James is now campaigning alongside charity Dignity in Dying to overturn the UK’s ban on assisted dying.
He is also backing 68-year-old Noel Conway, a retired college lecturer from Shrewsbury, who has motor neurone disease and whose fight to legalise assisted suicide will be heard at the Court of Appeal this week.
James, who has spoken to others probed by officers, said: “A woman had her door kicked in by police who seized all her possessions when they found her husband went to Dignitas.”
He has also been in touch with Julie Smith, 48, also from West Bromwich, whose husband Paul was 57 when he died from cancer at home in September 2016.
Despite attending the same GP surgery as Helen, former engineer Paul was denied his medical notes by his doctor who said he could not provide the details for him to send to Dignitas on “ethical and legal grounds”.
Julie said: “Paul died in agony and without dignity weeks before Helen.
“My last memories of him were of him being frightened, in pain and heartbroken. No one should have to go through that, which is why we need a change in the law.”
The campaign is boosted today by Labour’s deputy leader Tom Watson, MP for West Bromwich East, who is backing a law change after hearing of the plight of the two couples.
In 2015, MPs voted against an assisted dying bill by 330 votes to 118.
Polls have shown a majority of the public and doctors are in favour of a restricted assisted dying law.
It costs on average £10,000 for a British patient to go to Dignitas.
Sarah Wootton, of Dignity in Dying, said it is wrong the patients’ loved ones can face long police probes.
She added: “Their compassionate act is treated as a crime, mementoes are kept as evidence and suspicion hangs over them at a desperately sad time.”
Labour’s Deputy Leader Tom Watson backs change – here’s what he says
Everyone deserves a dignified death. That means a lot of different things to a lot of different people.
For more and more Brits it has meant a peaceful death at the time of their choosing at Dignitas in Switzerland. Last year one Brit went there every eight days.

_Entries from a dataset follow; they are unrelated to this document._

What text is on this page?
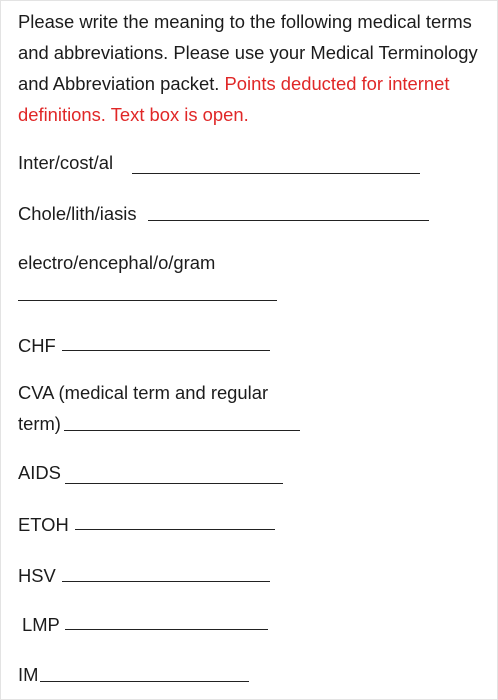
Please write the meaning to the following medical terms and abbreviations. Please use your Medical Terminology and Abbreviation packet. Points deducted for internet definitions. Text box is open.
Inter/cost/al
Chole/lith/iasis
electro/encephal/o/gram
CHF
CVA (medical term and regular
term)
AIDS
ETOH
HSV
LMP
IM
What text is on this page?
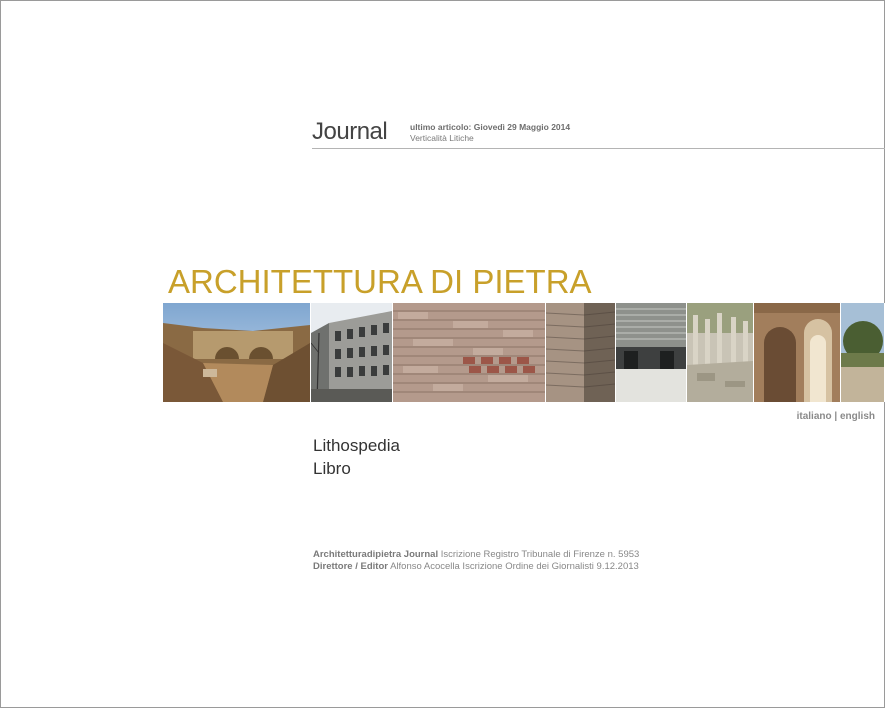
Journal	ultimo articolo: Giovedì 29 Maggio 2014
Verticalità Litiche
ARCHITETTURA DI PIETRA
italiano | english
Lithospedia
Libro
Architetturadipietra Journal Iscrizione Registro Tribunale di Firenze n. 5953
Direttore / Editor Alfonso Acocella Iscrizione Ordine dei Giornalisti 9.12.2013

I recently met two of my constituents whose partners were suffering from terminal illnesses and wished to end their lives at Dignitas.

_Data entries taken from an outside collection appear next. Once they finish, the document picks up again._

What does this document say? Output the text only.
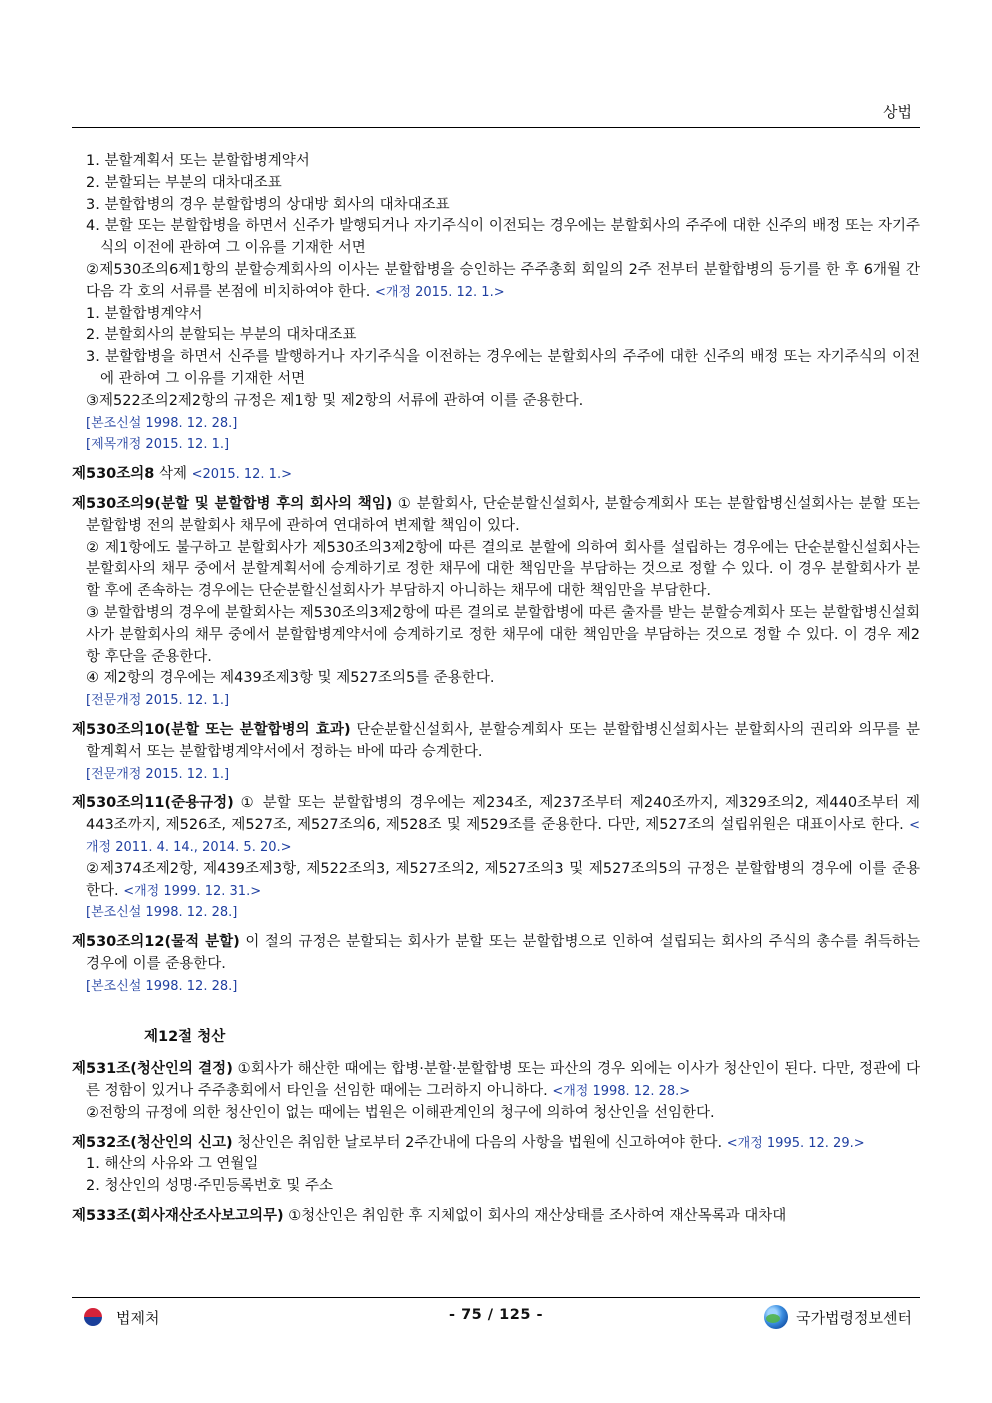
상법

1. 분할계획서 또는 분할합병계약서

2. 분할되는 부분의 대차대조표

3. 분할합병의 경우 분할합병의 상대방 회사의 대차대조표

4. 분할 또는 분할합병을 하면서 신주가 발행되거나 자기주식이 이전되는 경우에는 분할회사의 주주에 대한 신주의 배정 또는 자기주식의 이전에 관하여 그 이유를 기재한 서면

②제530조의6제1항의 분할승계회사의 이사는 분할합병을 승인하는 주주총회 회일의 2주 전부터 분할합병의 등기를 한 후 6개월 간 다음 각 호의 서류를 본점에 비치하여야 한다. <개정 2015. 12. 1.>

1. 분할합병계약서

2. 분할회사의 분할되는 부분의 대차대조표

3. 분할합병을 하면서 신주를 발행하거나 자기주식을 이전하는 경우에는 분할회사의 주주에 대한 신주의 배정 또는 자기주식의 이전에 관하여 그 이유를 기재한 서면

③제522조의2제2항의 규정은 제1항 및 제2항의 서류에 관하여 이를 준용한다.

[본조신설 1998. 12. 28.]

[제목개정 2015. 12. 1.]

제530조의8 삭제 <2015. 12. 1.>

제530조의9(분할 및 분할합병 후의 회사의 책임) ① 분할회사, 단순분할신설회사, 분할승계회사 또는 분할합병신설회사는 분할 또는 분할합병 전의 분할회사 채무에 관하여 연대하여 변제할 책임이 있다.

② 제1항에도 불구하고 분할회사가 제530조의3제2항에 따른 결의로 분할에 의하여 회사를 설립하는 경우에는 단순분할신설회사는 분할회사의 채무 중에서 분할계획서에 승계하기로 정한 채무에 대한 책임만을 부담하는 것으로 정할 수 있다. 이 경우 분할회사가 분할 후에 존속하는 경우에는 단순분할신설회사가 부담하지 아니하는 채무에 대한 책임만을 부담한다.

③ 분할합병의 경우에 분할회사는 제530조의3제2항에 따른 결의로 분할합병에 따른 출자를 받는 분할승계회사 또는 분할합병신설회사가 분할회사의 채무 중에서 분할합병계약서에 승계하기로 정한 채무에 대한 책임만을 부담하는 것으로 정할 수 있다. 이 경우 제2항 후단을 준용한다.

④ 제2항의 경우에는 제439조제3항 및 제527조의5를 준용한다.

[전문개정 2015. 12. 1.]

제530조의10(분할 또는 분할합병의 효과) 단순분할신설회사, 분할승계회사 또는 분할합병신설회사는 분할회사의 권리와 의무를 분할계획서 또는 분할합병계약서에서 정하는 바에 따라 승계한다.

[전문개정 2015. 12. 1.]

제530조의11(준용규정) ① 분할 또는 분할합병의 경우에는 제234조, 제237조부터 제240조까지, 제329조의2, 제440조부터 제443조까지, 제526조, 제527조, 제527조의6, 제528조 및 제529조를 준용한다. 다만, 제527조의 설립위원은 대표이사로 한다. <개정 2011. 4. 14., 2014. 5. 20.>

②제374조제2항, 제439조제3항, 제522조의3, 제527조의2, 제527조의3 및 제527조의5의 규정은 분할합병의 경우에 이를 준용한다. <개정 1999. 12. 31.>

[본조신설 1998. 12. 28.]

제530조의12(물적 분할) 이 절의 규정은 분할되는 회사가 분할 또는 분할합병으로 인하여 설립되는 회사의 주식의 총수를 취득하는 경우에 이를 준용한다.

[본조신설 1998. 12. 28.]

제12절 청산

제531조(청산인의 결정) ①회사가 해산한 때에는 합병·분할·분할합병 또는 파산의 경우 외에는 이사가 청산인이 된다. 다만, 정관에 다른 정함이 있거나 주주총회에서 타인을 선임한 때에는 그러하지 아니하다. <개정 1998. 12. 28.>

②전항의 규정에 의한 청산인이 없는 때에는 법원은 이해관계인의 청구에 의하여 청산인을 선임한다.

제532조(청산인의 신고) 청산인은 취임한 날로부터 2주간내에 다음의 사항을 법원에 신고하여야 한다. <개정 1995. 12. 29.>

1. 해산의 사유와 그 연월일

2. 청산인의 성명·주민등록번호 및 주소

제533조(회사재산조사보고의무) ①청산인은 취임한 후 지체없이 회사의 재산상태를 조사하여 재산목록과 대차대

법제처	- 75 / 125 -	국가법령정보센터
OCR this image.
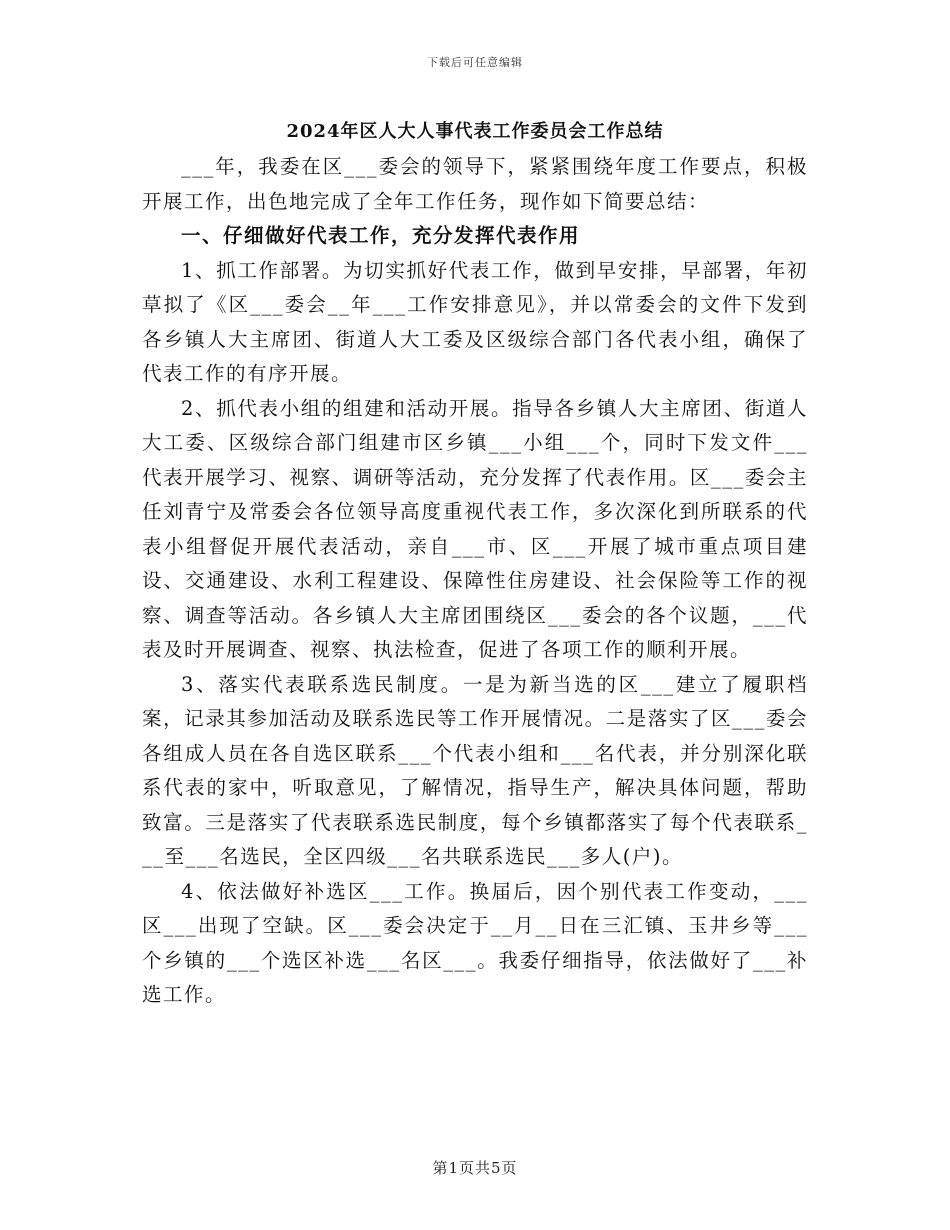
下载后可任意编辑
2024年区人大人事代表工作委员会工作总结

___年，我委在区___委会的领导下，紧紧围绕年度工作要点，积极开展工作，出色地完成了全年工作任务，现作如下简要总结：

一、仔细做好代表工作，充分发挥代表作用

1、抓工作部署。为切实抓好代表工作，做到早安排，早部署，年初草拟了《区___委会__年___工作安排意见》，并以常委会的文件下发到各乡镇人大主席团、街道人大工委及区级综合部门各代表小组，确保了代表工作的有序开展。

2、抓代表小组的组建和活动开展。指导各乡镇人大主席团、街道人大工委、区级综合部门组建市区乡镇___小组___个，同时下发文件___代表开展学习、视察、调研等活动，充分发挥了代表作用。区___委会主任刘青宁及常委会各位领导高度重视代表工作，多次深化到所联系的代表小组督促开展代表活动，亲自___市、区___开展了城市重点项目建设、交通建设、水利工程建设、保障性住房建设、社会保险等工作的视察、调查等活动。各乡镇人大主席团围绕区___委会的各个议题，___代表及时开展调查、视察、执法检查，促进了各项工作的顺利开展。

3、落实代表联系选民制度。一是为新当选的区___建立了履职档案，记录其参加活动及联系选民等工作开展情况。二是落实了区___委会各组成人员在各自选区联系___个代表小组和___名代表，并分别深化联系代表的家中，听取意见，了解情况，指导生产，解决具体问题，帮助致富。三是落实了代表联系选民制度，每个乡镇都落实了每个代表联系___至___名选民，全区四级___名共联系选民___多人(户)。

4、依法做好补选区___工作。换届后，因个别代表工作变动，___区___出现了空缺。区___委会决定于__月__日在三汇镇、玉井乡等___个乡镇的___个选区补选___名区___。我委仔细指导，依法做好了___补选工作。

第1页共5页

Their experiences couldn’t have been more different.
James Howley’s partner Helen was able to get the medical documents she needed to allow her the peaceful death she wanted.
But Julie Smith’s husband Paul could not access the medical letter required by the Swiss authorities because his doctor was concerned about falling foul of the law.
No doctor should be put in that position: having to choose between granting their dying patient’s wish or facing possible investigation.
What makes this story so strange is that Helen and Paul both attended the same GP surgery in West Bromwich.
Two people, facing similar challenges at the end of their lives, had totally different deaths – one dignified, one undignified and painful.
All because the law regarding helping patients go to Dignitas is a grey area.
It’s not often you have such a clear demonstration of a situation that is not working, unfair and devastating for those involved.
Should assisted suicide be legal?
500+ VOTES SO FAR
When this issue came to Parliament nearly three years ago MPs didn’t agree that the law should change.
I was among those not convinced by the arguments. Hearing James and Julie’s stories has changed my mind.